È per questo che al Festival “Il senso del ridicolo” a Livorno abbiamo portato con Vera Gheno un intervento sulla “Fattoria degli animali social”. Abbiamo voluto proporre una riflessione sui tic e i comportamenti più goffi che si trovano in rete ed elaborato una tipizzazione faunesca, facendo eco al capolavoro di George Orwell. Il nostro percorso però è opposto: nel romanzo, gli animali, una volta preso il potere, finivano per diventare sempre più simili all’uomo che li opprimeva; nel nostro ragionamento mostriamo invece come l’uomo, dotato del potere della tecnologia, finisca per tirare fuori i suoi istinti più animali.

Così, nella nostra fattoria social ci sono i classici, come “l’elefante nella cristalleria”, che interviene a sproposito nei discorsi degli altri, o “il pavone”, che con i suoi selfie mostra solo il suo lato migliore (e quando lo/la incontri dal vivo è una sicura delusione), fino ad animali più particolari come “il triceratopo”, capace di indignarsi e di scatenare polemiche anche su ciò che non esiste (questo animale nasce dal caso della foto di Steven Spielberg ritratto davanti al pupazzo di un triceratopo sul set di Jurassic Park scambiato per un cacciatore che si vantava della sua preda). L’intento non è l’ennesima forma di invettiva contro l’uso sproporzionato della tecnologia, è il contrario: scoprire il lato ridicolo di quei comportamenti non serve a stigmatizzarli, ma a riconoscersi in essi. Perché a fare gli elefanti che non pesano le parole, i pavoni che nascondono i propri difetti dietro a un’inquadratura e i triceratopi pronti a reagire ancora prima di capire non è un distante “popolo dei social”, siamo proprio io e te con il nostro smartphone in mano ogni volta che interagiamo online.
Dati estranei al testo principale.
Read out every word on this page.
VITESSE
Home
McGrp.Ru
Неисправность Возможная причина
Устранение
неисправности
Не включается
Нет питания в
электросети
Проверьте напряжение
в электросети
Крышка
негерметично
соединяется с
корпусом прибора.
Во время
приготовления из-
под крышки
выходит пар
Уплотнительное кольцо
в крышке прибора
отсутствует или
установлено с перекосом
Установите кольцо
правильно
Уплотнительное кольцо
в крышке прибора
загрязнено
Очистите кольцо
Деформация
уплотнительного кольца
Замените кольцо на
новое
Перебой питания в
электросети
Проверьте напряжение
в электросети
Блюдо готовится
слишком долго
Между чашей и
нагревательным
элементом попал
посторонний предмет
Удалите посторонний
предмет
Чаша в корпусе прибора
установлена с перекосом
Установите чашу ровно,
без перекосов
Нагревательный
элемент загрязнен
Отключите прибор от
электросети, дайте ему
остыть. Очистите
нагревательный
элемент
In un mondo complesso e iperconnesso, in cui la tecnologia sembra farla da padrona e a volte suscita in noi paure ancestrali sul dominio della macchina sull’uomo (a proposito di reazioni un po’ primitive), a nostro avviso c’è una via maestra di uscita, antica e saggia, e forse per questo innovativa: l’autoironia. Non l’invettiva apocalittica degli scettici che rende ipersensibili ma immobili, e nemmeno il sarcasmo dei guru digitali entusiasti che disprezzano l’imperizia altrui e rafforzano il loro ruolo di detentori unici della conoscenza; dobbiamo tornare invece alla buona sana vecchia capacità di ridere di noi stessi, che è l’unico modo per ricordarci dei limiti che abbiamo, proprio nel momento in cui la tecnologia ci dà potere. È infatti il riconoscimento dei limiti che fa maturare nell’uomo la domanda di senso autentica, da sempre il miglior antidoto alle oppressioni e alle facili esaltazioni del potere.

L’autoironia salverà il mondo. Soprattutto nei nostri giorni. Perché aiuterà a vedere che dietro mille nomi preoccupanti che diamo alle sfide attuali - tra hacker russi, algoritmi, elezioni condizionate dai social e guerre per la profilazione dei dati - alla fine ci siamo sempre noi, esseri umani, alle prese con quella pagina bianca da scrivere che è il significato che vogliamo dare alla nostra vita iperconnessa.